Я помню, как-то было у нас партсобрание. Закончилось поздно. Тогда долго заседали. Вышли все на улицу после собрания. Время было зимнее. Не то, чтобы было очень холодно, но шлёпать домой зимней ночью не очень приятно. Транспорт городской уже не ходит, такси тогда ещё тоже было не много, а личными автомобилями ещё не обзавелись. У ректора была служебная машина ЗИМ. Громадный рыдван Кроме него могли ещё человек пять поместиться. А если потесниться, то и все шесть. Что же ты думаешь, он кого-нибудь пригласил в машину? Нет. Сел и укатил. Ему и в голову не пришло подвезти кого-нибудь из своих партийных товарищей, сотрудников. Хотя бы тех, кому с ним по дороге. А ведь были среди них и пожилые, и даже инвалиды войны без ног. Чем не директор царского департамента? В тот вечер улетучились мои последние иллюзии. Правда, никому ничего не сказал. Только обратил внимание, что такие мысли пришли не одному мне в голову. Хоть и подбирали тогда уже контингент не особо склонный к сомнениям». — «Што ж вы молчали, Анатолий Викторович?» — «Эх, Афоня… Человек я слабый. Не могу лечь на амбразуру. Привык к хоть и минимальному, но комфорту, который дан мне благодаря моему положению. Знал, что рыпнусь — сотрут в порошок, уничтожат. Также, как и тебя никто не поддержит. Да и где скажешь? На собрании? В газете? Не дадут. Вот и остаётся мне отводить душу с тобой в обществе бутылки. Хочешь не хочешь, станешь циником. Сам себя презираю. В бою не боялся, а тут боюсь. Не за себя, за семью. Ведь заложники они. Тебе легче, нечего терять, никого из близких не подставляешь».

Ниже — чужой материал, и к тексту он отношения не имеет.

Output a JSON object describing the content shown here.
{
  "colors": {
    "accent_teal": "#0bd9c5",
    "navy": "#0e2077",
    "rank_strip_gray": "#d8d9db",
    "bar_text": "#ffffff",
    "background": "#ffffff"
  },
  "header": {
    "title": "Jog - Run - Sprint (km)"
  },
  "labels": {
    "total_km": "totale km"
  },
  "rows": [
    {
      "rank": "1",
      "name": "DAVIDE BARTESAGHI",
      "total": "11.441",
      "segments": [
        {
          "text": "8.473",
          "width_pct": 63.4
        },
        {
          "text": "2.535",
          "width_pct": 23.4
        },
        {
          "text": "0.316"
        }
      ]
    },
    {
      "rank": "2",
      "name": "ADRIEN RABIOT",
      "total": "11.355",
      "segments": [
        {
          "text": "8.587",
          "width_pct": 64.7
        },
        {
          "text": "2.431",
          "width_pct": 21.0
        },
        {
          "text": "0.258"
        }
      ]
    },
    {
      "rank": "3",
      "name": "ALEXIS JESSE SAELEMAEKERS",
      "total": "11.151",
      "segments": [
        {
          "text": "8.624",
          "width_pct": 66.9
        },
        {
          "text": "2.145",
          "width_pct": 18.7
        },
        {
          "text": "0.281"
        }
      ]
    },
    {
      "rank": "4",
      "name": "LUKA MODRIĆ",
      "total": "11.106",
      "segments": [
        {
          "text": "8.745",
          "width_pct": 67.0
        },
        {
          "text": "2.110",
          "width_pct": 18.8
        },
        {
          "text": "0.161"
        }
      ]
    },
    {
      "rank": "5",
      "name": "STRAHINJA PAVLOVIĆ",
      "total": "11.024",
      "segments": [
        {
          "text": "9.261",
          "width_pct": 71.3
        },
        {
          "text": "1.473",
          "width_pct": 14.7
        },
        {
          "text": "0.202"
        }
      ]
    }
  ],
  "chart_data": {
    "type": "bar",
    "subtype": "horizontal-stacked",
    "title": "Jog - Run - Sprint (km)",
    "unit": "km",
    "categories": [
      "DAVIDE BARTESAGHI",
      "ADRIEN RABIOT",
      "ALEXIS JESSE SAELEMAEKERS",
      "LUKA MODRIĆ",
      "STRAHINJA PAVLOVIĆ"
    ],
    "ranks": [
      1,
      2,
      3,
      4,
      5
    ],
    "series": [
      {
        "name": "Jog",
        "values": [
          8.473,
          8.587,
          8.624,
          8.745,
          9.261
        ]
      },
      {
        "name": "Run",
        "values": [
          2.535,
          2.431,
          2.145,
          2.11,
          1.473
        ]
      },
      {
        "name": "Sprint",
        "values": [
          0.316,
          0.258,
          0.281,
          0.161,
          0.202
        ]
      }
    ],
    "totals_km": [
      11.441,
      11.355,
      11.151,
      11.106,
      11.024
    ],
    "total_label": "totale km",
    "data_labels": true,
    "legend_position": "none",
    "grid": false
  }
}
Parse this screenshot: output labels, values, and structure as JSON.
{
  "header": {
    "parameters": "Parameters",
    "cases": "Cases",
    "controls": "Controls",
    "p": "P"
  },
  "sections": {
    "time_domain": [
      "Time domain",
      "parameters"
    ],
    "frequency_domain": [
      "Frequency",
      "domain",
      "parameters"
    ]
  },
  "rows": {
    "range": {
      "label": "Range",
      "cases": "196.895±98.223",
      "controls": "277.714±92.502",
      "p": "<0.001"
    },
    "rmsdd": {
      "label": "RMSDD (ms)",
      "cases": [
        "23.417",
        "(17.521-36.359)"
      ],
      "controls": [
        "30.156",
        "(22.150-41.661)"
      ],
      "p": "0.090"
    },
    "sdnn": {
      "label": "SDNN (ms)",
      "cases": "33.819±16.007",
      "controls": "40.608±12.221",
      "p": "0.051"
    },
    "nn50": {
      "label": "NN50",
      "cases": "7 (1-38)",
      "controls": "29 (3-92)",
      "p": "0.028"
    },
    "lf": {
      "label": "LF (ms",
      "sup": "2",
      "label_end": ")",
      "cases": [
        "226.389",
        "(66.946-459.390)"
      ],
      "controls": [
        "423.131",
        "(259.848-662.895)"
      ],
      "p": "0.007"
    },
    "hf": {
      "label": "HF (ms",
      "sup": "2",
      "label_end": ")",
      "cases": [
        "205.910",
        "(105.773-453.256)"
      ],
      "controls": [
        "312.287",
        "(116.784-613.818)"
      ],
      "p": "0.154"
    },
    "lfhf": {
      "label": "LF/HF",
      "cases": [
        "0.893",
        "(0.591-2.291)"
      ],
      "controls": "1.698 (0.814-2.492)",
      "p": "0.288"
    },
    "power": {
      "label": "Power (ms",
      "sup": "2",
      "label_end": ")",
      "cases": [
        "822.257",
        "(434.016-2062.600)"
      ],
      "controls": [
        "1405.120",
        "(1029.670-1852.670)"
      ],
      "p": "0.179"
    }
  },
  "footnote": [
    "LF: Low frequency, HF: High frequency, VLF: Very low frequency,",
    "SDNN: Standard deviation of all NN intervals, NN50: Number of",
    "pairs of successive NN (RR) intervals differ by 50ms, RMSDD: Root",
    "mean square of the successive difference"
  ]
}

«Ты что разлагаешься на корню, сукин сын?! — орёт на соседского Валерика бывший комиссар. — Какой из тебя выйдет строитель коммунизма?! Это же блевотина буржуазной культуры для одурачивания трудящихся масс! Щас же прекрати крутить эту похабную музыку! Нето напишу в твою комсомольскую организацию!» — «А я, Прокофьич, не комсомолец. И потом это не буржуазная блевотина, а ритмы угнетённых народов Юго-Западной Африки». — Парирует выпад Валерик…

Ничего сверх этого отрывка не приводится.